The blueprint we received was extremely simple: Attract thousands of people to Ham House to celebrate their 400th Birthday on the 23rd May. As a group of students in our final year of university, throwing a party didn’t seem too problematic; but the community of Ham and the National Trust’s enthusiasm for the area presented us with an opportunity to achieve something more. We are contacting representatives of the area, of local schools, businesses and social groups, trying to unite them in a celebration of Ham itself. Many participants will embark on a parade through Ham, proudly displaying their contribution to the community.

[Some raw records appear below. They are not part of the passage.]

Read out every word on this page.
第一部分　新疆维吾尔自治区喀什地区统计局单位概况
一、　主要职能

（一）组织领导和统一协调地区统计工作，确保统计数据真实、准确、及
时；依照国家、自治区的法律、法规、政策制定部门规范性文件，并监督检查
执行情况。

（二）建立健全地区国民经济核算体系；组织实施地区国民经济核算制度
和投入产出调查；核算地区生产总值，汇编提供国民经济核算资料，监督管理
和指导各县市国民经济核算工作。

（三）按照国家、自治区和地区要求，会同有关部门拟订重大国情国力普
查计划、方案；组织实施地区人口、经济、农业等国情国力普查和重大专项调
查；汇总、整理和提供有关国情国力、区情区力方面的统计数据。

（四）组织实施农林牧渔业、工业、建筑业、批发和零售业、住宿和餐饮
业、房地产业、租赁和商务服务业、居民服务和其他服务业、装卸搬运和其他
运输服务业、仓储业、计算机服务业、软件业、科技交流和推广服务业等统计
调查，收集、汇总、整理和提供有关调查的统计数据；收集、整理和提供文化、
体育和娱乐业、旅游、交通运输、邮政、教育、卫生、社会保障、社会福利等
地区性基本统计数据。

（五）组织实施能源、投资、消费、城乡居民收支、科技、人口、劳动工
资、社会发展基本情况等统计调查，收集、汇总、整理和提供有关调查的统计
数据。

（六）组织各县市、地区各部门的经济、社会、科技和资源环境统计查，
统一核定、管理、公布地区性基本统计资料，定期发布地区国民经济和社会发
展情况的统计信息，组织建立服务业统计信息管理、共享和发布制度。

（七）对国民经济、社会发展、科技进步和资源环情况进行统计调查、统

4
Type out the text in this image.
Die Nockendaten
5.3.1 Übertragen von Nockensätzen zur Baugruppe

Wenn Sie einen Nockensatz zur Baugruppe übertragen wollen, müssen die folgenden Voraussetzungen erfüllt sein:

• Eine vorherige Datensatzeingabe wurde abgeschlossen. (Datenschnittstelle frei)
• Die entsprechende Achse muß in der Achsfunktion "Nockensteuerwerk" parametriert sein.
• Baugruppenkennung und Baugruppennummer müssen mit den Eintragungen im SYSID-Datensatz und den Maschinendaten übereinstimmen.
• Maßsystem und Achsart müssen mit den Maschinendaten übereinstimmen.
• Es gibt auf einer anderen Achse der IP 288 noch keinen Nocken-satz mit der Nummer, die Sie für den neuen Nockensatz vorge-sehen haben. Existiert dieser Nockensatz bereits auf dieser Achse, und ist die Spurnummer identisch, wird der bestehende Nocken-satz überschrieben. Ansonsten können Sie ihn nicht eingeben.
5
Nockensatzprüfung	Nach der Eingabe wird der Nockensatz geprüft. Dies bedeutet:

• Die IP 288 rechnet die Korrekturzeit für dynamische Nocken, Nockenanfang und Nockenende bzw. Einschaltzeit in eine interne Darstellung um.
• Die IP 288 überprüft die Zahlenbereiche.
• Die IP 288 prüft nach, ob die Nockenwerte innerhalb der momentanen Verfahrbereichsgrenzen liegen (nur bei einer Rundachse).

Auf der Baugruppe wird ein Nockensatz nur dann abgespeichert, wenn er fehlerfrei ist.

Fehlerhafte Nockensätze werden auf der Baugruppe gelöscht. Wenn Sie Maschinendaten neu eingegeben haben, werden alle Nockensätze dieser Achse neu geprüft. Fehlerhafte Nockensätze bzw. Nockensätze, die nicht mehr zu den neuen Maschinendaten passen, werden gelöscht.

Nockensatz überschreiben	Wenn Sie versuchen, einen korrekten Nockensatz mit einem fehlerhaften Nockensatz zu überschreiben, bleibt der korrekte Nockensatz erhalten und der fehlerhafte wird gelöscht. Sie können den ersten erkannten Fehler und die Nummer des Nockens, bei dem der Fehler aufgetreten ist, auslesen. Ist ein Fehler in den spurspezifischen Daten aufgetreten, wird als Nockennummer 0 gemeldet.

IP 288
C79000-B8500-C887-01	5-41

The parade will end in the gardens of the magnificent Ham House, where the carnival atmosphere will reach fever pitch as thousands gather to sing in harmony with local choirs and wish Ham House a happy 400th Birthday. I spoke to Michael Billington, The Guardian’s Theatre critic for over thirty years to get his articulate opinions on the potential of large-scale participatory events.

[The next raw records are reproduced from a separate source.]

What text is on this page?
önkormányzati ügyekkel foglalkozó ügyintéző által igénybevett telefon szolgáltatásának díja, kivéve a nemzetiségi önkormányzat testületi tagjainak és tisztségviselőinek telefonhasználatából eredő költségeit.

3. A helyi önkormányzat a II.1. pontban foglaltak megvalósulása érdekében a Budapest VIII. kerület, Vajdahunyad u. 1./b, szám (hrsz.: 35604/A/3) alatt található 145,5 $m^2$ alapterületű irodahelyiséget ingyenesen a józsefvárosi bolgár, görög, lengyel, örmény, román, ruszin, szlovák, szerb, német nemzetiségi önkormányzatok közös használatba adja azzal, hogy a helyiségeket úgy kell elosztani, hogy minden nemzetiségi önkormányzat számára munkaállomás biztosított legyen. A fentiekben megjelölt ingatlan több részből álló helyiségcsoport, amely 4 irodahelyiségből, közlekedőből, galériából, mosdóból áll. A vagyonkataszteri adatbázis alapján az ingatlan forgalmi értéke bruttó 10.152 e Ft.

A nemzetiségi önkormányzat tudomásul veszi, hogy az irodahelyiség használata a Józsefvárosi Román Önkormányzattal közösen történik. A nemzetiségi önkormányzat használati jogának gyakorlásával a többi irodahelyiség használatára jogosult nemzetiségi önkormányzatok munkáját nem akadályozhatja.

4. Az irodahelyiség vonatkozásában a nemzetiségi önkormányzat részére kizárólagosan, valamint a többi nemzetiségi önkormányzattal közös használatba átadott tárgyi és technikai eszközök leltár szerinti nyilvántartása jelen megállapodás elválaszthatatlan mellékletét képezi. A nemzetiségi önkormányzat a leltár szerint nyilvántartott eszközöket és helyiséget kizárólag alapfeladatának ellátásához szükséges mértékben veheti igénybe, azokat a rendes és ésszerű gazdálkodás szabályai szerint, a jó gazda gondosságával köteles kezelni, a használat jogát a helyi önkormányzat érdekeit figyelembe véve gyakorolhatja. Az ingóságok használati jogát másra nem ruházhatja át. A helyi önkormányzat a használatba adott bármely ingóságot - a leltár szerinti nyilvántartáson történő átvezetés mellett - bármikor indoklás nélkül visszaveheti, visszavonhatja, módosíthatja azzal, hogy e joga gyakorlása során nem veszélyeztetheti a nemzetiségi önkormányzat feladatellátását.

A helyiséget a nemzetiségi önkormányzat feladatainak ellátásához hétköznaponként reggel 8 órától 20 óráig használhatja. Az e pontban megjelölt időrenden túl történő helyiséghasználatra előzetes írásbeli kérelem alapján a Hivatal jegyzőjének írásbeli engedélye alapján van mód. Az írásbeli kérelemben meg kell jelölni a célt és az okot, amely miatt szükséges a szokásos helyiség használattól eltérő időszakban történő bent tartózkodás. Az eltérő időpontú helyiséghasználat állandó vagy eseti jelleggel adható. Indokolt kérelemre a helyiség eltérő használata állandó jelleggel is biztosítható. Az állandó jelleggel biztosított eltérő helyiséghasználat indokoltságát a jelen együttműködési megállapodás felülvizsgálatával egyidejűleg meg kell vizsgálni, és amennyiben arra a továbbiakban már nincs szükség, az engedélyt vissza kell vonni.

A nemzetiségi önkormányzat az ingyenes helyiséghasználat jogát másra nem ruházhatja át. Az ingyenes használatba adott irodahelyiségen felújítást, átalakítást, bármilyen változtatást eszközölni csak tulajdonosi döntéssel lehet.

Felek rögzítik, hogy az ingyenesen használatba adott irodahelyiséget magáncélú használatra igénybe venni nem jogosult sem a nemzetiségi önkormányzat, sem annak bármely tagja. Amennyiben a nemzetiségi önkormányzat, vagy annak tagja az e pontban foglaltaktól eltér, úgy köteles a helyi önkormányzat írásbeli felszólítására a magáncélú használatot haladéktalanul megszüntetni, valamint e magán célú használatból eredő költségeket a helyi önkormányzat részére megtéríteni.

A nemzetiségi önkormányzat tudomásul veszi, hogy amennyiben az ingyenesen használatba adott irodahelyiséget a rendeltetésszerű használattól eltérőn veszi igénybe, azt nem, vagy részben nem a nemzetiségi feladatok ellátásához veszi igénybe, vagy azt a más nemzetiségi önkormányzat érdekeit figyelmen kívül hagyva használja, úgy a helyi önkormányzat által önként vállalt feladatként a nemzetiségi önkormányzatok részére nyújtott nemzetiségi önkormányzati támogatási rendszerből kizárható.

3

“Events like this can inspire a community to examine the rich history of their community. There are so many stories to be told that they can reignite a sense of local pride.” The residents of Ham have plenty to be proud of. The area has a well documented and celebrated regal history and benefits from a village mentality which enables it to function differently to many other parts of London – with a large community influence. Like the politicians fighting for control of the country and the local borough constituency, Billington firmly believes in the importance of community. “It is important for obvious democratic reasons; it encourages involvement, which can only ever be a good thing.” Throughout an illustrious critical career spanning over three decades, Billington has witnessed many participatory events and ‘Community Theatre’ shows made by amateur dramatists. He believes they are a fundamental part of British life: “Every town always has its own amateur drama society. It can be completely astonishing and push professional theatre forward. They deal with what is happening around us. They can act as a community focus in a time when City Centres in particular are extremely lifeless. With participatory events, you become part of the evening out.”

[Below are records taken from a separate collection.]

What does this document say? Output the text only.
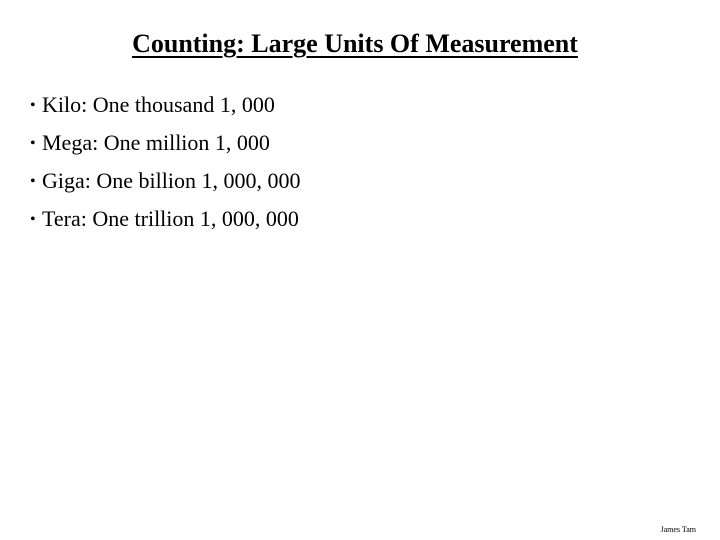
Counting: Large Units Of Measurement
• Kilo: One thousand 1, 000
• Mega: One million 1, 000
• Giga: One billion 1, 000, 000
• Tera: One trillion 1, 000, 000
James Tam
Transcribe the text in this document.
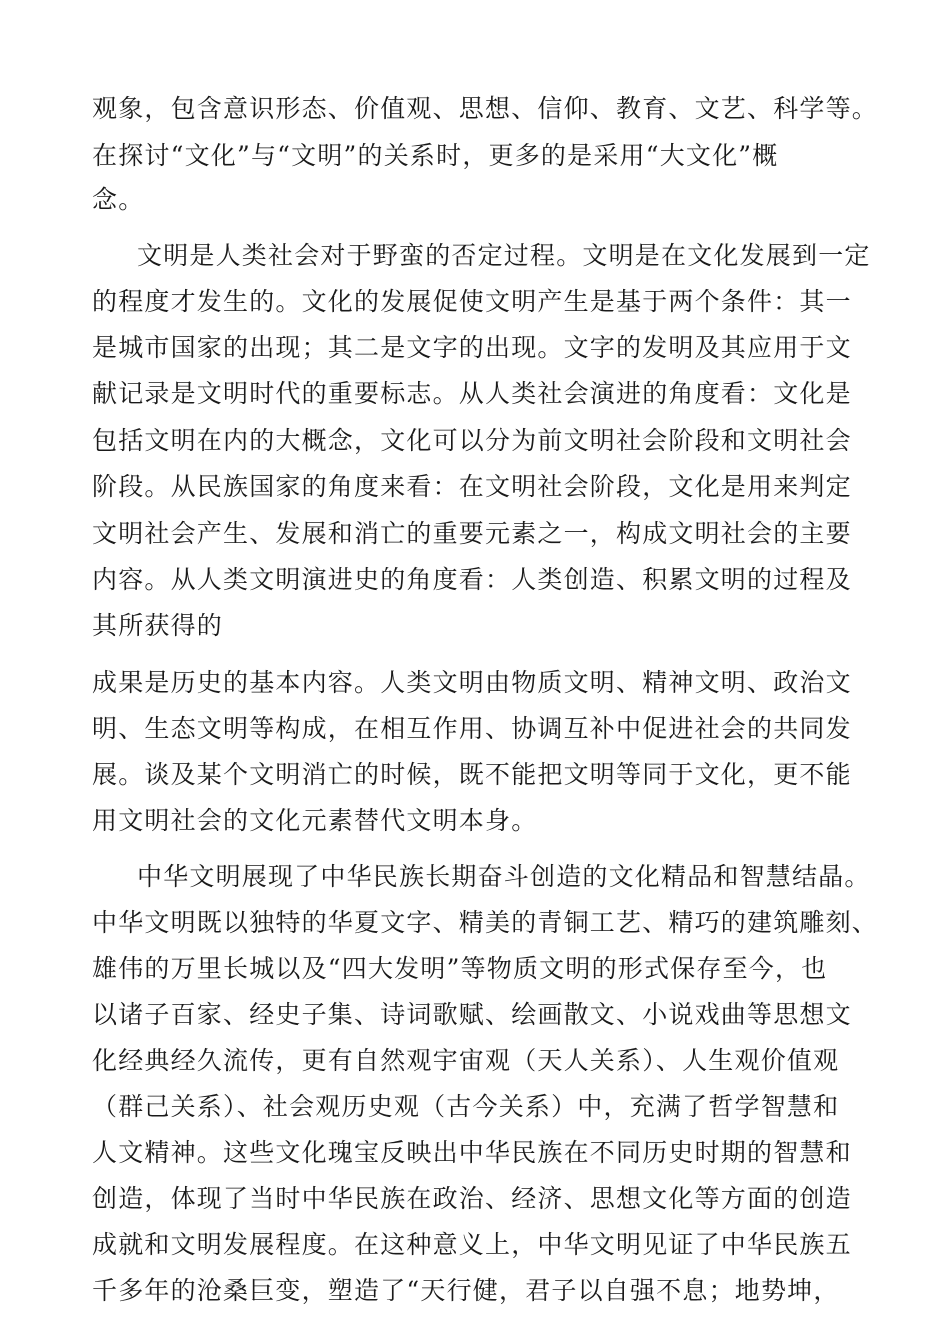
观象，包含意识形态、价值观、思想、信仰、教育、文艺、科学等。
在探讨“文化”与“文明”的关系时，更多的是采用“大文化”概
念。
文明是人类社会对于野蛮的否定过程。文明是在文化发展到一定
的程度才发生的。文化的发展促使文明产生是基于两个条件：其一
是城市国家的出现；其二是文字的出现。文字的发明及其应用于文
献记录是文明时代的重要标志。从人类社会演进的角度看：文化是
包括文明在内的大概念，文化可以分为前文明社会阶段和文明社会
阶段。从民族国家的角度来看：在文明社会阶段，文化是用来判定
文明社会产生、发展和消亡的重要元素之一，构成文明社会的主要
内容。从人类文明演进史的角度看：人类创造、积累文明的过程及
其所获得的
成果是历史的基本内容。人类文明由物质文明、精神文明、政治文
明、生态文明等构成，在相互作用、协调互补中促进社会的共同发
展。谈及某个文明消亡的时候，既不能把文明等同于文化，更不能
用文明社会的文化元素替代文明本身。
中华文明展现了中华民族长期奋斗创造的文化精品和智慧结晶。
中华文明既以独特的华夏文字、精美的青铜工艺、精巧的建筑雕刻、
雄伟的万里长城以及“四大发明”等物质文明的形式保存至今，也
以诸子百家、经史子集、诗词歌赋、绘画散文、小说戏曲等思想文
化经典经久流传，更有自然观宇宙观（天人关系）、人生观价值观
（群己关系）、社会观历史观（古今关系）中，充满了哲学智慧和
人文精神。这些文化瑰宝反映出中华民族在不同历史时期的智慧和
创造，体现了当时中华民族在政治、经济、思想文化等方面的创造
成就和文明发展程度。在这种意义上，中华文明见证了中华民族五
千多年的沧桑巨变，塑造了“天行健，君子以自强不息；地势坤，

On the 23rd of May 2010, residents from the boroughs of Richmond and Ham & Petersham will participate in a parade celebrating the richness and diversity of the community they are proud to be a part of. Given the nature and scale of the event, I asked Michael Billington if he believed the project could work: “Yes, I think it can, because the very essence of the event means that the bulk of people will be participating. There will be very few people merely spectating; therefore everyone will feel a commitment to the event.” Michael Billington’s support and enthusiasm for the event is both refreshingly humble and greatly appreciated. As the day fast approaches, we now need the support and involvement of all residents who are proud to hail from this leafy corner of south-west London and wish to celebrate its immense diversity.